RB: Como consultora de imigração, o que determina o nosso salário são as taxas que cobramos, a inteligência, a competência e o quanto trabalhamos para ganhar, manter e atender os nossos clientes. Mas suspeito que os homens talvez estão mais determinados a ganhar mais e a cobrar preços mais elevados, enquanto as minhas colegas levam em consideração o histórico financeiro dos clientes e ajustam as taxas com base na compaixão. Mas esta é uma observação anedótica. Como Citizenship judge, todo os juízes, independentemente do género, tinham o mesmo salário.  No Governo, existem tabelas de pagamento que correspondem a anos de experiência e educação e os salários são determinados por um padrão objetivo e os aumentos anuais são baseados em critérios automáticos e objetivos. É o caso do Governo e de outros setores, como ensino, enfermagem, entre outros. Na minha experiência pessoal, descobri que trabalhei muito mais e realizei muito mais do que os meus predecessores homens com o mesmo emprego. Mas precisei de trabalhar muito mais para ganhar a credibilidade dos outros, o que pode ocorrer por uma série de razões complexas. Eles tinham características que eu não tinha: eu era muito mais jovem do que eles – na altura devia ter 35 anos – e a perceção era talvez a de que eu poderia agregar menos valor ao trabalho. Era mais baixa e a minha voz era mais fraca – um de meus predecessores tinha mais de 1 metro e 80 cm de altura, pesava 150 kg, tinha uma voz estrondosa e era fisicamente intimidante, então as pessoas ficavam atentas quando ele falava; por ser mais jovem, tive menos empregos impressionantes do que eles e isso afetou as perceções. Apesar disso, consegui chegar ao cargo, ganhei reconhecimento e tive oportunidades maravilhosas.

MS: Acha que as mulheres foram as mais sacrificadas durante a pandemia? (Perderam empregos, ficaram com horas reduzidas e viram a produtividade cair no teletrabalho porque tiveram que ficar a tomar conta dos filhos devido ao encerramento das creches)

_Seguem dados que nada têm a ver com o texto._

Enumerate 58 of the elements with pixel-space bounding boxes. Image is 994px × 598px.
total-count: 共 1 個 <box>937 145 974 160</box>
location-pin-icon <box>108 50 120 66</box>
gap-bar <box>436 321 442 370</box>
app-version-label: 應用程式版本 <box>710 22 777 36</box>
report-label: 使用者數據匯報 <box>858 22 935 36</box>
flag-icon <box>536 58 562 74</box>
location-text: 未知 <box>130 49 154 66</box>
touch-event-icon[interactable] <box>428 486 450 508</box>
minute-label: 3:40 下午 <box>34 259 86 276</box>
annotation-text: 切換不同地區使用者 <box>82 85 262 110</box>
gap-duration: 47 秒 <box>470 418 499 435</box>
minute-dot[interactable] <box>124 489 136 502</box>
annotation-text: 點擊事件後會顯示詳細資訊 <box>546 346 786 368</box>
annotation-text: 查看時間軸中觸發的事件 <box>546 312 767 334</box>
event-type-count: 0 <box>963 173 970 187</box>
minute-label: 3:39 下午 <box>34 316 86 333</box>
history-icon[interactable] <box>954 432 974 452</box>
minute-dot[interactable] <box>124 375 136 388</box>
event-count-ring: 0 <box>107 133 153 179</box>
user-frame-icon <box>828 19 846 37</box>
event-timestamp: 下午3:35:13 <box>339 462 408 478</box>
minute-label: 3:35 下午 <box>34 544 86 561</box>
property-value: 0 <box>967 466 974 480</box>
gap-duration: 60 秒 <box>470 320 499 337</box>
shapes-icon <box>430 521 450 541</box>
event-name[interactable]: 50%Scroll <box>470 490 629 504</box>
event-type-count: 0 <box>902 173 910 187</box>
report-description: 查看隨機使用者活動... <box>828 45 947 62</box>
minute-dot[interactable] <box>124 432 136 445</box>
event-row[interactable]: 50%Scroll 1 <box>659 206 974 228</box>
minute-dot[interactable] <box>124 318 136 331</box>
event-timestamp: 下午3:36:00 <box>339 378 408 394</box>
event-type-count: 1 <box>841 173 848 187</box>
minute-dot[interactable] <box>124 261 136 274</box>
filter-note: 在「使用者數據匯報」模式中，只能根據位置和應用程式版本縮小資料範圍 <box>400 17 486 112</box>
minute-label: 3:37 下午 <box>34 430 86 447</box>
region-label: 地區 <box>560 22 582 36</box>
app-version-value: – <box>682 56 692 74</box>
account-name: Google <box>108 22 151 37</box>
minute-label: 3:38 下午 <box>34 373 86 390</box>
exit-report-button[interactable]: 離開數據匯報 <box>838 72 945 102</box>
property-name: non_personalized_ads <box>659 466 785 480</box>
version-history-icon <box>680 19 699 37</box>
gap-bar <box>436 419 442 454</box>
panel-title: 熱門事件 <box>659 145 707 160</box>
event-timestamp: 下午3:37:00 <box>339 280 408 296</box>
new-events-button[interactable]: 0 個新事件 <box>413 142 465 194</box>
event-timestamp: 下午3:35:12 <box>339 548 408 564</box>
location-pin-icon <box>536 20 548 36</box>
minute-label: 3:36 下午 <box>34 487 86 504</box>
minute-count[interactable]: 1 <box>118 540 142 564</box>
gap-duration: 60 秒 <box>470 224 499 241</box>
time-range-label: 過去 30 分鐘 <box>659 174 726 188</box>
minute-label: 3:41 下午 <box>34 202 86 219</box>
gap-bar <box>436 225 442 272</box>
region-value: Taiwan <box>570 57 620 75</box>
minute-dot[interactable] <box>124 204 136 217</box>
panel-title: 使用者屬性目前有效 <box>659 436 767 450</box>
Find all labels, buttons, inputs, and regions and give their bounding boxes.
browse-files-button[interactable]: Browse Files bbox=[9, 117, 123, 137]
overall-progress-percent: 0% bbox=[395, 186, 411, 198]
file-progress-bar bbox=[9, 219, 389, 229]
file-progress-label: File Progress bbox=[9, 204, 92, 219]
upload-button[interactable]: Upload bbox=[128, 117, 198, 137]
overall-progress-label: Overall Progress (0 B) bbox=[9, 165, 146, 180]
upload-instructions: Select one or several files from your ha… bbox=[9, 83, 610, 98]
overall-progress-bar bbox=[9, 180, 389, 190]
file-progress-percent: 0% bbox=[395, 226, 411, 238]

RB: A pandemia foi difícil para todos. O tipo de trabalho que as mulheres fazem molda as implicações de género da pandemia, mas o efeito tem sido inconsistente. É verdade que, de certa forma, a pandemia atingiu as mulheres com mais força: as mulheres ainda arcam com a maior parte das responsabilidades de cuidar dos filhos, podem trabalhar a part-time e ter empregos menos flexíveis. Mas o fator mais importante é provavelmente a natureza do trabalho: mulheres e homens tendem a ocupar diferentes ocupações em economias maduras e emergentes: as mulheres podem estar desproporcionalmente representadas em setores mais afetados pela COVID-19. As mulheres trabalham no retalho, serviços, recreação e administração pública, setores que estão a sofrer. No entanto, em algumas áreas, como educação e saúde, a maioria das mulheres não foi afetada pela COVID-19. Mas, por outro lado, alguns setores, como a indústria de transformação, em que os homens são a grande maioria dos empregados, também foram gravemente afetados.